Alberta will run a C$10.3-billion deficit in 2017-18 and depend on steadily increasing oil prices to eventually balance the books, under the provincial budget released last Thursday by Finance Minister Joe Ceci.
“To no one’s surprise, Alberta did not slay the deficit dragon in its most recent budget. Or even introduce new weaponry for deficit slaying, or offer any new solutions to the problem,” CBC reports. “Instead, the red ink has spread and the hope seems to be that black gold will one day wash it away. Alberta is leaning on its old standby—oil.”
Media, economists, and opposition critics all described the release as a “fingers-crossed” budget that “promises a hospital, new schools, and more money for seniors and social services,” Canadian Press notes, but relies on a commodity price that any jurisdiction can try to predict, but no jurisdiction can control.
“There are no plans to balance outside of oil prices,” University of Calgary economist Ron Kneebone told CBC. “The only way out of it is to hope that oil prices come back to the 80, 90-dollar level, which no one seems to be expecting any time soon.”
UC economist Trevor Tombe added that if oil prices stabilize in their current range of about US$50 per barrel, Alberta can expect an indefinite run of $10-billion annual deficits. Ceci is projecting a balanced budget as of 2023/24, CBC reports, “as the economy recovers and economic diversification takes hold.

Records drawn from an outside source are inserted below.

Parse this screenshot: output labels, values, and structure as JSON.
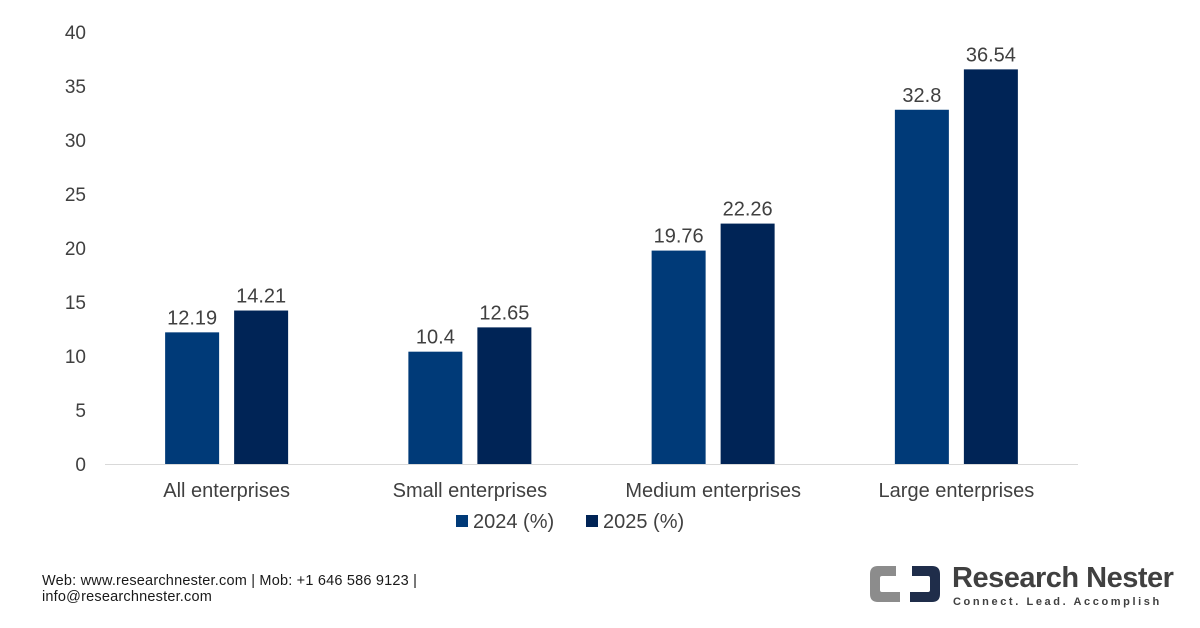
{
  "chart_data": {
    "type": "bar",
    "categories": [
      "All enterprises",
      "Small enterprises",
      "Medium enterprises",
      "Large enterprises"
    ],
    "series": [
      {
        "name": "2024 (%)",
        "values": [
          12.19,
          10.4,
          19.76,
          32.8
        ],
        "color": "#003a78"
      },
      {
        "name": "2025 (%)",
        "values": [
          14.21,
          12.65,
          22.26,
          36.54
        ],
        "color": "#002456"
      }
    ],
    "data_labels": [
      [
        "12.19",
        "10.4",
        "19.76",
        "32.8"
      ],
      [
        "14.21",
        "12.65",
        "22.26",
        "36.54"
      ]
    ],
    "y_ticks": [
      "0",
      "5",
      "10",
      "15",
      "20",
      "25",
      "30",
      "35",
      "40"
    ],
    "ylim": [
      0,
      40
    ],
    "grid": false,
    "legend_position": "bottom",
    "title": "",
    "xlabel": "",
    "ylabel": ""
  },
  "footer": {
    "line1": "Web: www.researchnester.com | Mob: +1 646 586 9123 |",
    "line2": "info@researchnester.com"
  },
  "logo": {
    "name": "Research Nester",
    "tagline": "Connect. Lead. Accomplish"
  }
}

As well, the province is optimistic about what new pipeline capacity will mean for corporate and government revenue.”
But that depends on oil prices hitting $68 per barrel by 2020. On Friday, Todd Hirsch, chief economist at the provincially-owned ATB Financial, said he foresaw oil stabilizing at $55 per barrel, not a high enough price to restore the Alberta energy sector’s previous trajectory.
“It kind of shifts it now to a lower gear, and it takes on a different role for the economy,” he told the Conference Board of Canada’s Western Outlook 2017 conference. “$50 to $55 stabilizes the industry, the petroleum sector becomes a stable backbone of the economy, but not the growth engine.”
At (virtual) press time, benchmark West Texas Intermediate crude stood at US$48.78 per barrel.
The province is also projecting that conventional oil and gas production will shrink in the years ahead, while tar sands/oil sands output grows 32%, from just under 2.5 million barrels per day this fiscal year to 3.3 million in 2019-20. That’s in spite of projections last month that the province will blow through its vaunted cap on tar sands/oil sands emissions by 2026.
“We are laying the foundation for a return to economic growth,” Ceci said. “Are we out of the woods? No. We will continue to bring the deficit down, to balance thoughtfully and prudently, and we will do so without sacrificing the supports and services families need.”
The province “is investing heavily in tax credits and other financial incentives to diversify the economy and get off what it calls the ‘oil and gas roller coaster,’” CP notes. “A new carbon tax, launched in January, is expected to bring in $5.4 billion over the next three years, to be reinvested in green projects from energy-efficient light bulbs for homeowners to new rapid transit lines.”
CBC tracks 28% of the carbon levy revenue going back to households in rebates, 24% to green infrastructure, 19% to grants to renewable energy and cleantech companies, and 11% to energy efficiency.